Closed jeremyevans closed 9 years ago
Is a design decision. You could calculate alpha using all variables with variance>0, but you should give an advice to the user first. Because Statsample is a in-program library, not a REPL one, I decided to be strict with this one. Maybe a more general function should be created, that will be resilient to problems on input.
I guess I don't understand why having a vector with variance = 0 indicates any problem with the input. It seems to be to be a normal situation that the library can and should handle. Now if all vectors have variance 0, I can see returning nil. Maybe change any?
to all?
From a psychometric perspective, one or more items with 0 variance is very serious, because implies a bad selection of items. The meaning of the index (lower bound of correlation for equal size tau-equivalen measurement) not longer apply directly, because the library omits one or more variables. So, I should give a warning about it. Anyway, as R does, I can provide an option to relax requirements, as na.rm on mean function.
I'd say that what you said is true for large datasets. In my case, I was calculating alpha from a small dataset (16 takers), and there were multiple questions that everyone got right. Since alpha can be calculated correctly even if some vectors have variance = 0, I don't see the reason to purposely refuse to calculate it. It should be up to the user to determine the meaning of the result, the library's responsibility is just to perform the calculation.
At the very least, if you are going to refuse to calculate alpha because of artificial restrictions, please raise an error with a descriptive message indicating why. Returning nil is bad as it doesn't indicate why the calculation was not done. When I first used the library and got nil, I thought I was doing something wrong, and it caused quite a bit of extra debugging time.
Ok, you convince me.

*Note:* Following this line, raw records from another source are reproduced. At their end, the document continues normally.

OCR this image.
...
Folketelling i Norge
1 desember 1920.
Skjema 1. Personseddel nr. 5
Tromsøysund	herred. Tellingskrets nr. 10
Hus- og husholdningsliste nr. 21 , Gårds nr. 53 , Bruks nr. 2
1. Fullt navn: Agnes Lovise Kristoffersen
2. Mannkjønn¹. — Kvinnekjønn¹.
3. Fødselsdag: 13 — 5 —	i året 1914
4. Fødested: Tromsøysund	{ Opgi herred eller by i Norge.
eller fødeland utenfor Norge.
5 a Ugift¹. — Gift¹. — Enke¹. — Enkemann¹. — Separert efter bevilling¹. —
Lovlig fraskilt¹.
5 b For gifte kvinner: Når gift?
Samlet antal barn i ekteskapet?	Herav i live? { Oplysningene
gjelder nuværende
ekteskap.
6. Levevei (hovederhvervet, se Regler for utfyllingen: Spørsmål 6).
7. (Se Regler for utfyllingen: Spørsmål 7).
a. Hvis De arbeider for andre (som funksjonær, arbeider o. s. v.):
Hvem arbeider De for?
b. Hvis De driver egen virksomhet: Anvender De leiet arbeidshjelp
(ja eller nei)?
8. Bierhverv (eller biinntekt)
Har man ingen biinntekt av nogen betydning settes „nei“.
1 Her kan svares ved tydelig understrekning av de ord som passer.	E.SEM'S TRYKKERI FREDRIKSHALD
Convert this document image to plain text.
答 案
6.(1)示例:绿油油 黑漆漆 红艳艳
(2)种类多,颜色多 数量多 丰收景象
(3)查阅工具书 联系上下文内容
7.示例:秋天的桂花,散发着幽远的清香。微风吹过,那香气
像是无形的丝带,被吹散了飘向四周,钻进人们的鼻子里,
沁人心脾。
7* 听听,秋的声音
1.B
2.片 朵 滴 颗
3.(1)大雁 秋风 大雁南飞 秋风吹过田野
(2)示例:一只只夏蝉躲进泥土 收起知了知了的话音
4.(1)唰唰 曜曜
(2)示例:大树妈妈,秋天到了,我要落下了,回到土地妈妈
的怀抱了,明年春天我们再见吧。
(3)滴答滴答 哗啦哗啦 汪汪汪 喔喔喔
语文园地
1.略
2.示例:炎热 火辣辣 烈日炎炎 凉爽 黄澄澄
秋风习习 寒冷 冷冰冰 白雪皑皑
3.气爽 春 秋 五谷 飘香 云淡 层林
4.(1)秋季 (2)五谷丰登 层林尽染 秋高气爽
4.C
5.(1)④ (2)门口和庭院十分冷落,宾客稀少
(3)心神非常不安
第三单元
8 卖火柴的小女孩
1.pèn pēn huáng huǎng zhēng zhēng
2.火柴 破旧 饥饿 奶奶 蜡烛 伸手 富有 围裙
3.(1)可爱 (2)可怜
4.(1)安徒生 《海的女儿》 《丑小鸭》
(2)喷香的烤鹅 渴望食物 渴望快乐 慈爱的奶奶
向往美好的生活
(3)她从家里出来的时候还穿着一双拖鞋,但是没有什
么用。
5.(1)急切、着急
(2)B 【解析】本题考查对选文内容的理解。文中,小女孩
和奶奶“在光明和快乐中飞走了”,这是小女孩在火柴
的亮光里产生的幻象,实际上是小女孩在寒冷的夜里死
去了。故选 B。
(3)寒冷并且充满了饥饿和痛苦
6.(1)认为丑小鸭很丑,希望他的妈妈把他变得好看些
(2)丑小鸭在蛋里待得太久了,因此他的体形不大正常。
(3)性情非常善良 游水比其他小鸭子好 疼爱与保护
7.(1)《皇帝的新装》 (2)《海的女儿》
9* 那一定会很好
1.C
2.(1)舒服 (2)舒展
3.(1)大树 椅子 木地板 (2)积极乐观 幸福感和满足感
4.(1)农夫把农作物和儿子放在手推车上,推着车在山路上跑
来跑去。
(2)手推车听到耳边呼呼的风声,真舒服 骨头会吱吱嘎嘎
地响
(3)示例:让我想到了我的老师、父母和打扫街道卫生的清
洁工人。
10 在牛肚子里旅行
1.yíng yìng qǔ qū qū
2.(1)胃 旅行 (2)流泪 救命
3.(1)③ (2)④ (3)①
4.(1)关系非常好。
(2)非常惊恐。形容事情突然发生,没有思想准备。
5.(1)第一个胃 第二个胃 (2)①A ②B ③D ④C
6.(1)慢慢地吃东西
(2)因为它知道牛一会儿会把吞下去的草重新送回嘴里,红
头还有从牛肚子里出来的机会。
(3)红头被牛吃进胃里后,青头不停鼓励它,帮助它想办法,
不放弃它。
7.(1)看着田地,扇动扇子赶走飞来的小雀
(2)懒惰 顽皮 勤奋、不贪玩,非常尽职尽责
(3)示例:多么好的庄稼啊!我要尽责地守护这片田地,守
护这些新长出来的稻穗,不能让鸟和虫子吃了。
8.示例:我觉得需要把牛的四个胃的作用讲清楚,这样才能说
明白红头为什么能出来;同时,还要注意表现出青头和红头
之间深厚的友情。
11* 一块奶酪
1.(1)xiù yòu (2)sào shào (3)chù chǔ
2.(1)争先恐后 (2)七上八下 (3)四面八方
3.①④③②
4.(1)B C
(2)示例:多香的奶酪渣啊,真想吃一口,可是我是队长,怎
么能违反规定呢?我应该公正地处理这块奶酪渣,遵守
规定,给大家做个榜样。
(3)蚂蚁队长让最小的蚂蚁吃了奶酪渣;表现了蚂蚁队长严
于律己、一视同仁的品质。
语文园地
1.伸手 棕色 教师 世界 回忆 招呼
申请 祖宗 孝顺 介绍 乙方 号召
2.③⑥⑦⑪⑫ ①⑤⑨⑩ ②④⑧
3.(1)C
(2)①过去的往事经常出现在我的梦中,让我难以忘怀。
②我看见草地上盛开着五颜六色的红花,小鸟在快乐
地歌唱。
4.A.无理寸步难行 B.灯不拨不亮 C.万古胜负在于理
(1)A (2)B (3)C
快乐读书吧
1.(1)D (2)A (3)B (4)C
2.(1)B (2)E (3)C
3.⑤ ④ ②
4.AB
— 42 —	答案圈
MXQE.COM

I will put an option to raise a error (strict mode), but we should delete any vector with variance=0.
Hi @justin808, thanks for the pull request! We're currently in the process of centralizing SciRuby's gems in the organization repositories. Can you reopen your PR on sciruby/statsample?
Thanks! I'll take a look at your PR as soon as I finish moving the other gems' issues there. :)
Hi @agarie How do I reopen my PR? Can you please give me a link?
Hey @justin808, I found a page on the documentation showing how to change to which repository you send the PR to: https://help.github.com/articles/using-pull-requests/#changing-the-branch-range-and-destination-repository.
So, if you close these two, you probably can create new PRs pointed to SciRuby/statsample.
This was fixed in the new upstream, so it can be closed now.
There is no reason to return nil if a single vector has a 0 variance. For example, let's say you are giving a test, and every single taker gets the easiest question correct. The variance for that question vector is 0, but Cronbach's alpha can still be calculated correctly for the entire dataset.